I think teams need to really rethink the way they use pitchers in general. You might see a pitching prospect throw three innings. In the first two he gets bombed, but he stays in for the third to get to 100 pitches. And when you wonder why he stayed in, people say they sent him back out there to get his work in. I like what Don said about that: ‘That’s not development, it’s torture.’ Same thing if you’re leaving a pitching prospect in to get that last out in the 7th, or 8th, or 9th. How much more does he really develop if he has to struggle for that last out? It’s more important for him to come out fresh next time, and to do everything possible to keep him healthy.

BP: Practically speaking, how would the Reds handle the workload for a four-man, given the team doesn’t exactly have much in the way of star pitchers to begin with? What about phasing in a guy like Danny Graves, who’s going to be limited anyway since he’s converting from being a reliever?

BK: The big thing we try to do is constantly evaluate each pitcher on the staff. For instance we’ve asked relievers: ‘Can you throw one pitch every day of the entire season?’ They say yes. Then we ask them: ‘Could you rest for 10 days, then throw 200 pitches?’ And they said no. Then we get more specific. We’re constantly evaluating how each pitcher on the staff is evaluating his own workload.

People talk about making adjustments on the side. But when we talk to pitchers, it becomes obvious that everything they do adds to fatigue. Then from a development standpoint, you can throw all the side sessions in the world, but what is it that people always say: ‘It’s different when you get in the game.’ So where do you really need to make adjustments? It’s not in the bullpen, it’s in the game.

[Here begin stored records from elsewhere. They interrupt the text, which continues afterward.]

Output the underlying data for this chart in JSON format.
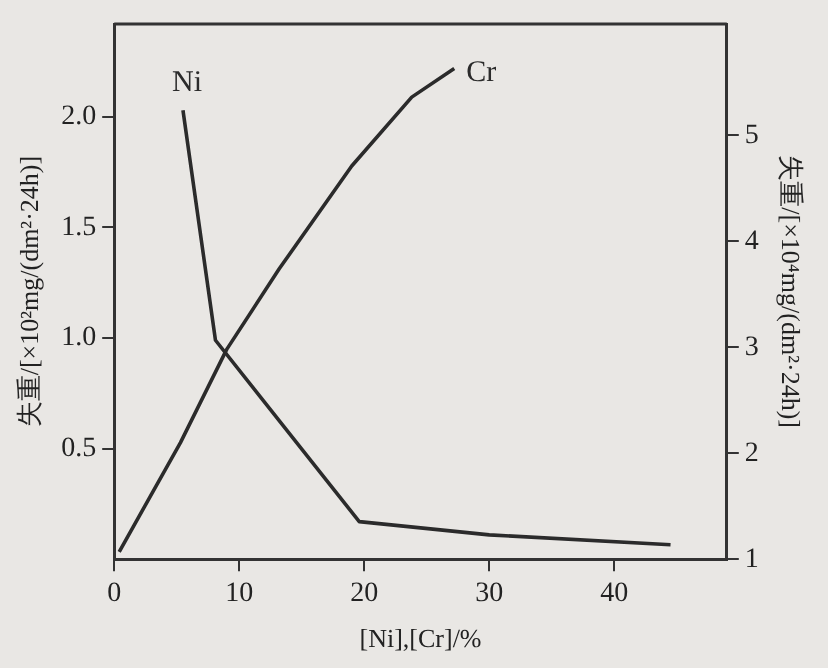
{
  "chart_data": {
    "type": "line",
    "xlabel": "[Ni],[Cr]/%",
    "ylabel": "失重/[×10²mg/(dm²·24h)]",
    "y2label": "失重/[×10⁴mg/(dm²·24h)]",
    "series": [
      {
        "name": "Ni",
        "color": "#2b2b2b",
        "x": [
          5.5,
          8.1,
          19.6,
          30,
          44.5
        ],
        "values": [
          2.03,
          0.99,
          0.17,
          0.11,
          0.065
        ]
      },
      {
        "name": "Cr",
        "color": "#2b2b2b",
        "axis": "y2",
        "x": [
          0.4,
          5.3,
          9,
          13.2,
          19,
          23.8,
          27.2
        ],
        "values": [
          1.07,
          2.1,
          2.98,
          3.74,
          4.71,
          5.36,
          5.63
        ]
      }
    ],
    "xlim": [
      0,
      49
    ],
    "xticks": [
      0,
      10,
      20,
      30,
      40
    ],
    "ylim": [
      0,
      2.42
    ],
    "yticks": [
      {
        "value": 0.5,
        "label": "0.5"
      },
      {
        "value": 1,
        "label": "1.0"
      },
      {
        "value": 1.5,
        "label": "1.5"
      },
      {
        "value": 2,
        "label": "2.0"
      }
    ],
    "y2lim": [
      1,
      6.05
    ],
    "y2ticks": [
      1,
      2,
      3,
      4,
      5
    ],
    "grid": false,
    "legend": false,
    "marker": "none",
    "line_style": "solid"
  }
}
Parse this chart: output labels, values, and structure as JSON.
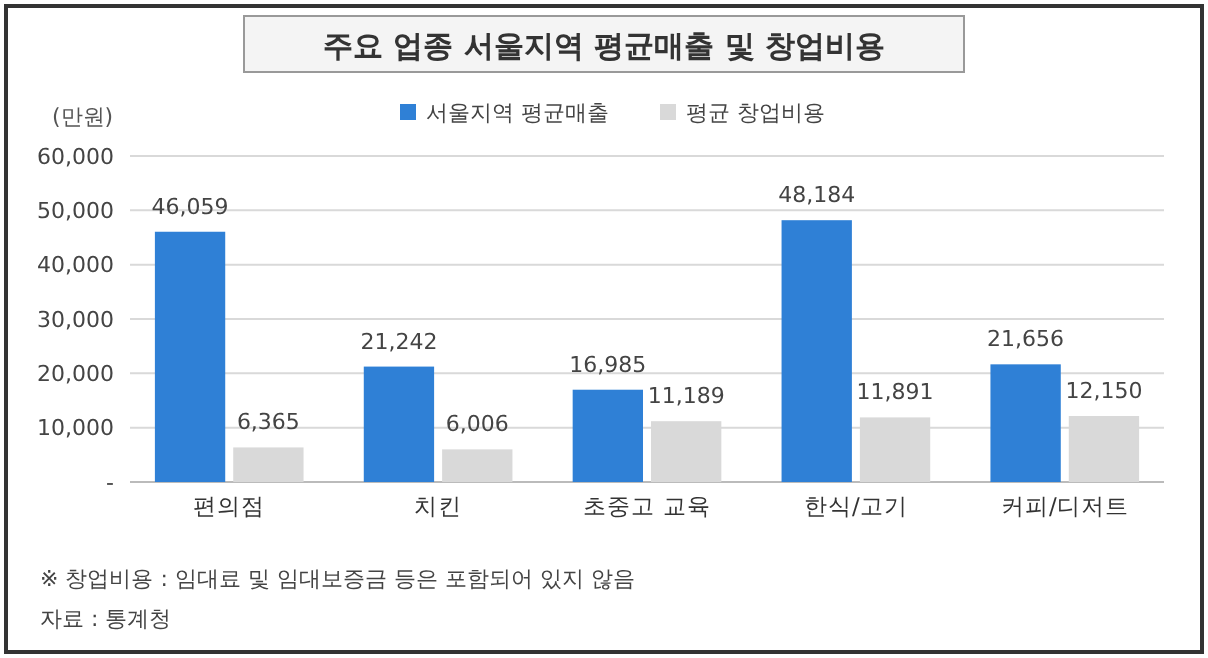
{
  "chart_data": {
    "type": "bar",
    "title": "주요 업종 서울지역 평균매출 및 창업비용",
    "ylabel": "(만원)",
    "categories": [
      "편의점",
      "치킨",
      "초중고 교육",
      "한식/고기",
      "커피/디저트"
    ],
    "series": [
      {
        "name": "서울지역 평균매출",
        "color": "#2f80d6",
        "values": [
          46059,
          21242,
          16985,
          48184,
          21656
        ],
        "value_labels": [
          "46,059",
          "21,242",
          "16,985",
          "48,184",
          "21,656"
        ]
      },
      {
        "name": "평균 창업비용",
        "color": "#d9d9d9",
        "values": [
          6365,
          6006,
          11189,
          11891,
          12150
        ],
        "value_labels": [
          "6,365",
          "6,006",
          "11,189",
          "11,891",
          "12,150"
        ]
      }
    ],
    "ylim": [
      0,
      60000
    ],
    "yticks": [
      {
        "value": 0,
        "label": "-"
      },
      {
        "value": 10000,
        "label": "10,000"
      },
      {
        "value": 20000,
        "label": "20,000"
      },
      {
        "value": 30000,
        "label": "30,000"
      },
      {
        "value": 40000,
        "label": "40,000"
      },
      {
        "value": 50000,
        "label": "50,000"
      },
      {
        "value": 60000,
        "label": "60,000"
      }
    ],
    "grid": "y",
    "legend": "top",
    "annotations": [
      "※ 창업비용 : 임대료 및 임대보증금 등은 포함되어 있지 않음",
      "자료 : 통계청"
    ]
  }
}
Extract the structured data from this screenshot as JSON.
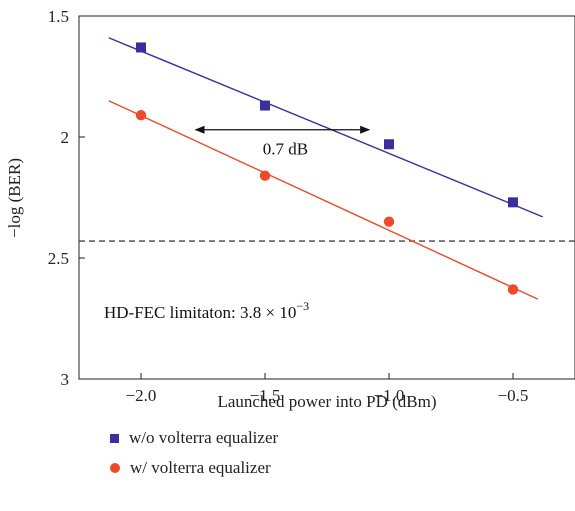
{
  "chart_data": {
    "type": "scatter",
    "xlabel": "Launched power into PD (dBm)",
    "ylabel": "−log (BER)",
    "xlim": [
      -2.25,
      -0.25
    ],
    "ylim": [
      1.5,
      3.0
    ],
    "y_inverted": true,
    "x_ticks": [
      -2.0,
      -1.5,
      -1.0,
      -0.5
    ],
    "x_tick_labels": [
      "−2.0",
      "−1.5",
      "−1.0",
      "−0.5"
    ],
    "y_ticks": [
      1.5,
      2.0,
      2.5,
      3.0
    ],
    "y_tick_labels": [
      "1.5",
      "2",
      "2.5",
      "3"
    ],
    "grid": false,
    "legend_position": "bottom-left, outside plot",
    "series": [
      {
        "name": "w/o volterra equalizer",
        "marker": "square",
        "color": "#3a2f9e",
        "x": [
          -2.0,
          -1.5,
          -1.0,
          -0.5
        ],
        "y": [
          1.63,
          1.87,
          2.03,
          2.27
        ],
        "fit": {
          "x": [
            -2.13,
            -0.38
          ],
          "y": [
            1.59,
            2.33
          ]
        }
      },
      {
        "name": "w/ volterra equalizer",
        "marker": "circle",
        "color": "#ee4a2a",
        "x": [
          -2.0,
          -1.5,
          -1.0,
          -0.5
        ],
        "y": [
          1.91,
          2.16,
          2.35,
          2.63
        ],
        "fit": {
          "x": [
            -2.13,
            -0.4
          ],
          "y": [
            1.85,
            2.67
          ]
        }
      }
    ],
    "threshold": {
      "y": 2.43,
      "style": "dashed",
      "label": "HD-FEC limitaton: 3.8 × 10",
      "label_exponent": "−3"
    },
    "gap_annotation": {
      "label": "0.7 dB",
      "x_from": -1.78,
      "x_to": -1.08,
      "y": 1.97
    }
  }
}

If a pitcher in the minors gets more starts, he’s starting fresh each time and developing. On pitch one, the days of rest you’ve had makes little difference. On pitch 20, 30, 50, yeah maybe you start to hit a wall quicker on shorter rest. And we’ll manage that.

With Graves, whatever we decide to do, our basic goals will be the same. When he’s on, he can get through an inning in five pitches. Most nights we feel he can give us six innings and 80 pitches, or if he’s on a roll seven innings and 90 pitches.

BP: Do you think a four-man would help a team like the Braves when they had Maddux-Glavine-Smoltz-Neagle more, or a team like the Reds more?

BK: It’ll help everyone because it takes out every team’s weakest link. Our number one may be a lesser guy than their number one, and our number five may be less than their number five, but both teams’ number fives are less than their number fours, which is the important factor here. The goal has always been to maximize at-bats for your best hitters–the more times at bat you get them, the more runs you’re likely to score. This is just a way to get the most innings out of your best pitchers.

BP: Do you have some kind of injury prevention or medical plan in place if you end up going with the four-man some time soon?

BK: Tim Kremchek, our medical director, tests pitchers’ shoulders and elbows to guard against future injuries. We’ve had situations where we’ve shut pitchers down and put them on arm strengthening programs before they have a chance to get hurt. One of the things (Kremchek’s) trying to help us study now is if there’s an optimal rotation and amount of rest for a pitcher’s arm. It could be the four-man, or five-man, or maybe even the six-man or the three-man. We were at four and that was accepted as the norm for years. Then we go to five, and now everyone says five is right. I just want to know why–which rotation is optimal, and what makes it so.